The fundamental purpose of the criminal justice system should be to protect society. Not to protect individual crime victims, or to make those victims feel better in any way, but to protect society as a whole (this is where the me hating crime victims part comes in). Punishing people who commit crimes accomplishes this purpose in two distinct ways. Firstly, it takes criminals and confines them away from society where they cannot commit crimes. Secondly, the threat of confinement is presumed to deter people from committing crimes. Victim advocates would argue there is a third purpose, retribution. Retribution is just another word for revenge but because we all intuitively know that revenge is not an admirable purpose, victim advocates attempt to hide that fact by calling it retribution.

So the question is, how does punishing the intoxicated manslaughterer (not a word, deal with it) more than the intoxicated driver promote those two purposes of criminal punishment?

The first purpose is removing the criminal from the street. Is someone who drives drunk and kills another inherently more dangerous to society than someone who drives drunk but does not? The incredibly slim chance of a drunk driver actually killing someone would indicate that whether a drunk driver kills a person is just dumbass luck. In 2005, 182,414 people were arrested for DUI in California while 1,574 people were killed in an alcohol related auto accident. So even if we grant that 100% of drunk drivers were arrested (an assumption which is obviously absurd as the number of drunk drivers arrested is probably closer to 5%), the chance of a drunk driver killing someone is 0.8%. Any time a particular act has a less than 1% chance of a particular consequence, I have zero problem assuming the occurrence of that consequence is random absent evidence to the contrary. Due to the seemingly randomness as to which drunk drivers kill and which do not, there seems to be no indication that an intoxicated manslaughterer poses a greater threat to society than a drunk driver.

The second purpose is deterrence. Because intoxication manslaughter is by nature an accidental consequence of drunk driving, it's impossible to only deter intoxication manslaughter without also deterring driving while intoxicated. Because of this, this is no deterrent value in punishing one greater than the other because the goal of both punishments is to deter the same act of driving while intoxicated.

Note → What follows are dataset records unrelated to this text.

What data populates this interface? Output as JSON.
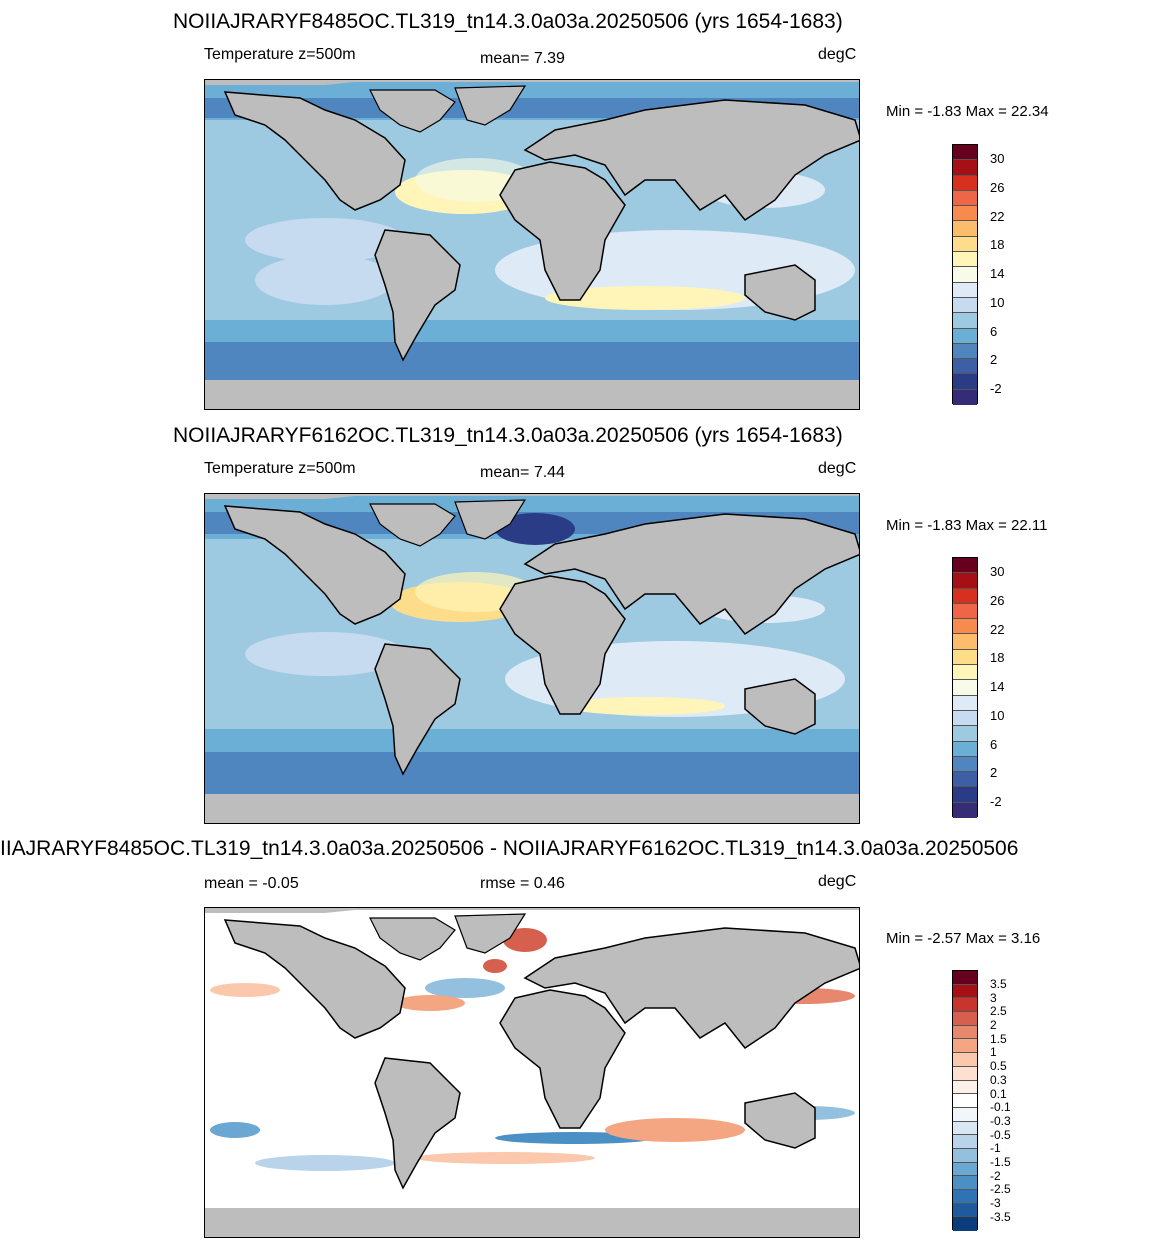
{
  "panels": [
    {
      "title": "NOIIAJRARYF8485OC.TL319_tn14.3.0a03a.20250506 (yrs 1654-1683)",
      "left_label": "Temperature z=500m",
      "center_label": "mean=   7.39",
      "right_label": "degC",
      "minmax": "Min =  -1.83 Max =  22.34",
      "colorbar": {
        "colors": [
          "#67001f",
          "#a50f15",
          "#d7301f",
          "#ef6548",
          "#f68b4d",
          "#fdbb6c",
          "#fddc8a",
          "#fff5b8",
          "#f7fbe8",
          "#deebf7",
          "#c6dbef",
          "#9ecae1",
          "#6baed6",
          "#4f86c0",
          "#3c5fa6",
          "#2b3c86",
          "#352c77"
        ],
        "labels": [
          "30",
          "26",
          "22",
          "18",
          "14",
          "10",
          "6",
          "2",
          "-2"
        ]
      }
    },
    {
      "title": "NOIIAJRARYF6162OC.TL319_tn14.3.0a03a.20250506 (yrs 1654-1683)",
      "left_label": "Temperature z=500m",
      "center_label": "mean=   7.44",
      "right_label": "degC",
      "minmax": "Min =  -1.83 Max =  22.11",
      "colorbar": {
        "colors": [
          "#67001f",
          "#a50f15",
          "#d7301f",
          "#ef6548",
          "#f68b4d",
          "#fdbb6c",
          "#fddc8a",
          "#fff5b8",
          "#f7fbe8",
          "#deebf7",
          "#c6dbef",
          "#9ecae1",
          "#6baed6",
          "#4f86c0",
          "#3c5fa6",
          "#2b3c86",
          "#352c77"
        ],
        "labels": [
          "30",
          "26",
          "22",
          "18",
          "14",
          "10",
          "6",
          "2",
          "-2"
        ]
      }
    },
    {
      "title": "IIAJRARYF8485OC.TL319_tn14.3.0a03a.20250506 - NOIIAJRARYF6162OC.TL319_tn14.3.0a03a.20250506",
      "left_label": "mean =  -0.05",
      "center_label": "rmse =   0.46",
      "right_label": "degC",
      "minmax": "Min =  -2.57 Max =   3.16",
      "colorbar": {
        "colors": [
          "#67001f",
          "#a50f15",
          "#c9352c",
          "#d6604d",
          "#e7876d",
          "#f4a582",
          "#fbc8ad",
          "#fde0d0",
          "#fdf0e8",
          "#ffffff",
          "#f1f6fb",
          "#d9e7f3",
          "#b8d3ea",
          "#93c0df",
          "#6aa7d2",
          "#4a90c4",
          "#2e74b4",
          "#1f5a9e",
          "#0b3d7a"
        ],
        "labels": [
          "3.5",
          "3",
          "2.5",
          "2",
          "1.5",
          "1",
          "0.5",
          "0.3",
          "0.1",
          "-0.1",
          "-0.3",
          "-0.5",
          "-1",
          "-1.5",
          "-2",
          "-2.5",
          "-3",
          "-3.5"
        ]
      }
    }
  ]
}
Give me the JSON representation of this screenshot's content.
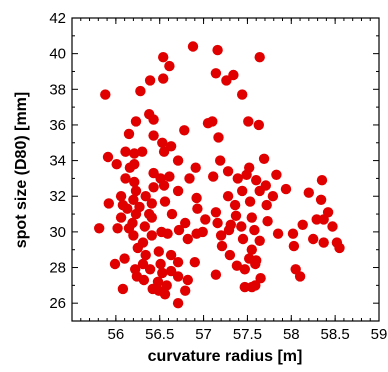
{
  "chart_data": {
    "type": "scatter",
    "title": "",
    "xlabel": "curvature radius [m]",
    "ylabel": "spot size (D80) [mm]",
    "xlim": [
      55.5,
      59
    ],
    "ylim": [
      25,
      42
    ],
    "xticks": [
      "56",
      "56.5",
      "57",
      "57.5",
      "58",
      "58.5",
      "59"
    ],
    "yticks": [
      "26",
      "28",
      "30",
      "32",
      "34",
      "36",
      "38",
      "40",
      "42"
    ],
    "grid": false,
    "legend": "none",
    "marker_color": "#e10000",
    "series": [
      {
        "points": [
          [
            56.88,
            40.4
          ],
          [
            57.16,
            40.2
          ],
          [
            56.54,
            39.8
          ],
          [
            57.64,
            39.8
          ],
          [
            56.61,
            39.3
          ],
          [
            57.14,
            38.9
          ],
          [
            57.34,
            38.8
          ],
          [
            56.39,
            38.5
          ],
          [
            57.26,
            38.5
          ],
          [
            56.54,
            38.6
          ],
          [
            55.88,
            37.7
          ],
          [
            56.28,
            37.9
          ],
          [
            57.44,
            37.7
          ],
          [
            56.38,
            36.6
          ],
          [
            57.05,
            36.1
          ],
          [
            56.23,
            36.2
          ],
          [
            56.43,
            36.3
          ],
          [
            57.51,
            36.2
          ],
          [
            57.1,
            36.2
          ],
          [
            57.63,
            36.0
          ],
          [
            56.78,
            35.7
          ],
          [
            56.15,
            35.5
          ],
          [
            56.43,
            35.4
          ],
          [
            57.17,
            35.3
          ],
          [
            56.53,
            35.0
          ],
          [
            56.63,
            34.8
          ],
          [
            56.21,
            34.4
          ],
          [
            56.55,
            34.5
          ],
          [
            56.11,
            34.5
          ],
          [
            56.3,
            34.5
          ],
          [
            55.91,
            34.2
          ],
          [
            56.01,
            33.8
          ],
          [
            56.21,
            33.8
          ],
          [
            56.71,
            34.0
          ],
          [
            57.19,
            34.0
          ],
          [
            57.69,
            34.1
          ],
          [
            56.16,
            33.6
          ],
          [
            56.91,
            33.6
          ],
          [
            57.28,
            33.4
          ],
          [
            57.52,
            33.6
          ],
          [
            56.43,
            33.3
          ],
          [
            56.61,
            33.1
          ],
          [
            57.11,
            33.1
          ],
          [
            56.11,
            33.0
          ],
          [
            56.51,
            33.0
          ],
          [
            56.84,
            33.0
          ],
          [
            57.49,
            33.2
          ],
          [
            57.39,
            33.0
          ],
          [
            57.83,
            33.2
          ],
          [
            56.21,
            32.8
          ],
          [
            57.6,
            32.9
          ],
          [
            56.55,
            32.6
          ],
          [
            57.71,
            32.6
          ],
          [
            58.35,
            32.9
          ],
          [
            57.94,
            32.4
          ],
          [
            56.43,
            32.5
          ],
          [
            56.23,
            32.3
          ],
          [
            56.71,
            32.3
          ],
          [
            57.44,
            32.3
          ],
          [
            57.64,
            32.3
          ],
          [
            58.2,
            32.2
          ],
          [
            56.06,
            32.0
          ],
          [
            56.34,
            32.0
          ],
          [
            56.92,
            31.9
          ],
          [
            57.28,
            32.0
          ],
          [
            57.79,
            32.0
          ],
          [
            56.2,
            31.8
          ],
          [
            56.56,
            31.7
          ],
          [
            58.34,
            31.8
          ],
          [
            56.08,
            31.5
          ],
          [
            56.41,
            31.6
          ],
          [
            57.36,
            31.5
          ],
          [
            57.53,
            31.7
          ],
          [
            57.72,
            31.5
          ],
          [
            55.92,
            31.6
          ],
          [
            56.27,
            31.4
          ],
          [
            56.13,
            31.3
          ],
          [
            56.93,
            31.3
          ],
          [
            58.42,
            31.1
          ],
          [
            56.23,
            31.0
          ],
          [
            56.64,
            31.0
          ],
          [
            57.14,
            31.1
          ],
          [
            57.37,
            30.9
          ],
          [
            56.06,
            30.8
          ],
          [
            56.41,
            30.8
          ],
          [
            57.02,
            30.7
          ],
          [
            57.55,
            30.8
          ],
          [
            57.73,
            30.6
          ],
          [
            58.29,
            30.7
          ],
          [
            58.37,
            30.7
          ],
          [
            56.19,
            30.5
          ],
          [
            56.79,
            30.5
          ],
          [
            57.16,
            30.5
          ],
          [
            58.13,
            30.4
          ],
          [
            55.81,
            30.2
          ],
          [
            56.02,
            30.2
          ],
          [
            56.33,
            30.3
          ],
          [
            57.29,
            30.1
          ],
          [
            57.43,
            30.3
          ],
          [
            58.47,
            30.3
          ],
          [
            56.52,
            30.0
          ],
          [
            56.72,
            30.1
          ],
          [
            56.92,
            29.9
          ],
          [
            57.58,
            30.1
          ],
          [
            57.85,
            29.9
          ],
          [
            58.02,
            29.9
          ],
          [
            56.2,
            29.8
          ],
          [
            56.41,
            29.8
          ],
          [
            56.59,
            29.9
          ],
          [
            57.2,
            29.8
          ],
          [
            58.25,
            29.6
          ],
          [
            56.82,
            29.6
          ],
          [
            58.52,
            29.4
          ],
          [
            56.31,
            29.4
          ],
          [
            57.45,
            29.6
          ],
          [
            57.64,
            29.5
          ],
          [
            58.37,
            29.4
          ],
          [
            58.03,
            29.2
          ],
          [
            56.25,
            29.1
          ],
          [
            57.21,
            29.2
          ],
          [
            58.55,
            29.1
          ],
          [
            56.49,
            28.9
          ],
          [
            57.55,
            29.0
          ],
          [
            56.34,
            28.7
          ],
          [
            56.63,
            28.7
          ],
          [
            57.3,
            28.7
          ],
          [
            56.1,
            28.5
          ],
          [
            56.71,
            28.3
          ],
          [
            57.52,
            28.5
          ],
          [
            57.6,
            28.4
          ],
          [
            56.31,
            28.2
          ],
          [
            56.51,
            28.2
          ],
          [
            56.9,
            28.3
          ],
          [
            55.99,
            28.2
          ],
          [
            57.38,
            28.1
          ],
          [
            57.59,
            28.2
          ],
          [
            56.22,
            27.9
          ],
          [
            56.39,
            27.9
          ],
          [
            56.63,
            27.8
          ],
          [
            57.47,
            27.9
          ],
          [
            58.05,
            27.9
          ],
          [
            56.53,
            27.7
          ],
          [
            56.24,
            27.5
          ],
          [
            56.71,
            27.5
          ],
          [
            56.82,
            27.3
          ],
          [
            57.14,
            27.6
          ],
          [
            58.1,
            27.5
          ],
          [
            57.65,
            27.4
          ],
          [
            56.32,
            27.3
          ],
          [
            56.48,
            27.2
          ],
          [
            56.58,
            27.0
          ],
          [
            57.59,
            27.0
          ],
          [
            56.08,
            26.8
          ],
          [
            56.42,
            26.8
          ],
          [
            56.79,
            26.7
          ],
          [
            57.47,
            26.9
          ],
          [
            57.55,
            26.9
          ],
          [
            56.56,
            26.5
          ],
          [
            56.49,
            26.7
          ],
          [
            56.71,
            26.0
          ],
          [
            57.31,
            30.4
          ],
          [
            56.99,
            30.0
          ],
          [
            56.38,
            31.0
          ],
          [
            56.15,
            30.2
          ]
        ]
      }
    ]
  }
}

Now of course, punishing intent rather than consequence does not always benefit the criminal, namely when it comes to attempt crimes. In Texas, to attempt, but fail, to commit a crime results a the punishment being downgraded one step, such as murder being a first degree felony while attempted murder is a second degree felony. Again, we are punishing two people who intended to do the exact same thing in different manners based on random consequence. Assume a man walks up to me and shoots me in the chest. Unbeknownst to him, I wore my bulletproof vest that day so his bullet was stopped by the vest, leaving me alive and well. Assume a second, wholly unrelated man walks up to the person next to me and shoots her in the chest. She is not wearing a bulletproof vest and so she dies.

Going back to our two purposes, why should the guy who tried to kill me but failed get a break just because he had bad luck? Deterrence isn't even an issue here because the person is attempting to commit the greater crime so it is that is the punishment they would have in mind when weighing the risks of the crime. So that only leaves removing the criminal from society. Ceteris paribus, do the two men not pose the exact same danger to society. Both have tried to kill someone and arguably would kill again. One just had the crappy luck of picking a target who was wearing a bulletproof vest. So why give the attempted murderer a lesser sentence than the murderer?

So ultimately, would it not better serve society by punishing people for the act they intended rather than the random consequences of said act? Agree? Disagree? You're not sure or just want to argue with me for sport?